Kapitel 3
Am nächsten Tag reiste Kagome zum vorerst letzten mal in die Vergangenheit. Sie wurde dort schon von ihren Freunden erwartet, die sie mit einem Lächeln im Gesicht begrüßten. Ihre Augen schauten sich suchend nach Inu Yasha um, sie wollte sich entschuldigen, mit ihm reden...jedenfalls wollte sie nicht auf diese Weise ihr neues Leben beginnen. Sie wollte ihm sagen, dass er nicht alleine war, nur weil sie von zu Hause auszog und nicht mehr so oft herkommen konnte.
Doch zu ihrer Enttäuschung war Inu Yasha nicht da. Sango bemerkte ihren umherschweifenden Blick. „Wir haben ihn nicht mehr gesehen, seit er dir hintergereist ist. Wir dachten, ihr würdet zusammen kommen", erklärte die Dämonenjägerin. Shippo sprang Kagome in die Arme und sah sie mitfühlend an. „Was hat dieser Idiot dieses Mal wieder getan?"
„Dieses Mal ist es meine Schuld", verteidigte sie ihn und verstummte wieder. „Wie lange wirst du dieses Mal bleiben?" Miroku wollte das Thema wechseln und hieb natürlich unwissend noch mehr in die Wunde ein. Kagome seufzte. „Ich bleibe nicht lange. Und ich werde in Zukunft nicht mehr so häufig kommen."
Wer würde nun das große Jammern eröffnen?
„Wenn ich diesen Inu Yasha in die Finger bekomme, dann..." Shippo war schneller als Sango, die ebenfalls schon den Mund geöffnet hatte, um zu widersprechen.

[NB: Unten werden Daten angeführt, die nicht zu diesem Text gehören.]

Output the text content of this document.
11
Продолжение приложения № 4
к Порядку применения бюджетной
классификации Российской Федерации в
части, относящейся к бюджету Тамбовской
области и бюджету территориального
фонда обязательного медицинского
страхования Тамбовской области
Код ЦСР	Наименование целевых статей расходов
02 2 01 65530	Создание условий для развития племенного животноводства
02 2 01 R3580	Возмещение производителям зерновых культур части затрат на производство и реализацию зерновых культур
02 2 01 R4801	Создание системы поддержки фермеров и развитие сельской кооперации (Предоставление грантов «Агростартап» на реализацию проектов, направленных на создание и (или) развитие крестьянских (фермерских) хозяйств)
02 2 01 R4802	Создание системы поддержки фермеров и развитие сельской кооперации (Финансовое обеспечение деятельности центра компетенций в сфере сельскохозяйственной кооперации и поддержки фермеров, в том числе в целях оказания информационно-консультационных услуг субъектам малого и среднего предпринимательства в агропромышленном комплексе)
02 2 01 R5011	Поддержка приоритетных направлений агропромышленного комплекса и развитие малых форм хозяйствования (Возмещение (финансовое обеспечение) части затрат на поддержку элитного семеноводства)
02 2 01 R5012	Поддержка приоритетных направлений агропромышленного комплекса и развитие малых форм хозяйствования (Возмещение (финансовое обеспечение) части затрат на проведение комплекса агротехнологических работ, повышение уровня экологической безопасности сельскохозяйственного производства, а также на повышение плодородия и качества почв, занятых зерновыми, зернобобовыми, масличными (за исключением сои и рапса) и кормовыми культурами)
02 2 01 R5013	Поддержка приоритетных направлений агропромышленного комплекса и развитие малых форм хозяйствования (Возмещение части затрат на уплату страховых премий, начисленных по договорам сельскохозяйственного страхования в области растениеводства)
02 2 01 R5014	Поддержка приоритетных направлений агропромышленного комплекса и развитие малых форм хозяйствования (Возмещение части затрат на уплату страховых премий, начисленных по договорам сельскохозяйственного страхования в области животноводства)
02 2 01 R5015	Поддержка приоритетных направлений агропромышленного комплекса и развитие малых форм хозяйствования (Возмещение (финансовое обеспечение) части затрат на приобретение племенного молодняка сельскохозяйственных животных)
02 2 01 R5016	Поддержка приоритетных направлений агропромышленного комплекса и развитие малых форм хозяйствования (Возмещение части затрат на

„Es hat überhaupt nichts mit Inu Yasha zu tun!", schrie Kagome frustriert. Ihre Freunde erstarrten. Sofort tat ihr der Ausbruch leid. „Ich habe mich in letzter Zeit etwas orientierungslos gefühlt und fehl am Platz, ich wusste nicht mehr, wo ich eigentlich hin gehöre. Vor einer Woche habe ich eine Entscheidung getroffen: ich werde bei einem Naturheil...Heiler in die Lehre gehen und deshalb werde ich für euch nicht mehr so viel Zeit haben." Die Gesichter ihrer Freunde waren immer trauriger geworden, aber Sango und Miroku nickten verständnisvoll. Nur Shippo fing an zu heulen. „Aber wieso denn? Du gehörst doch zu Inu Yasha!"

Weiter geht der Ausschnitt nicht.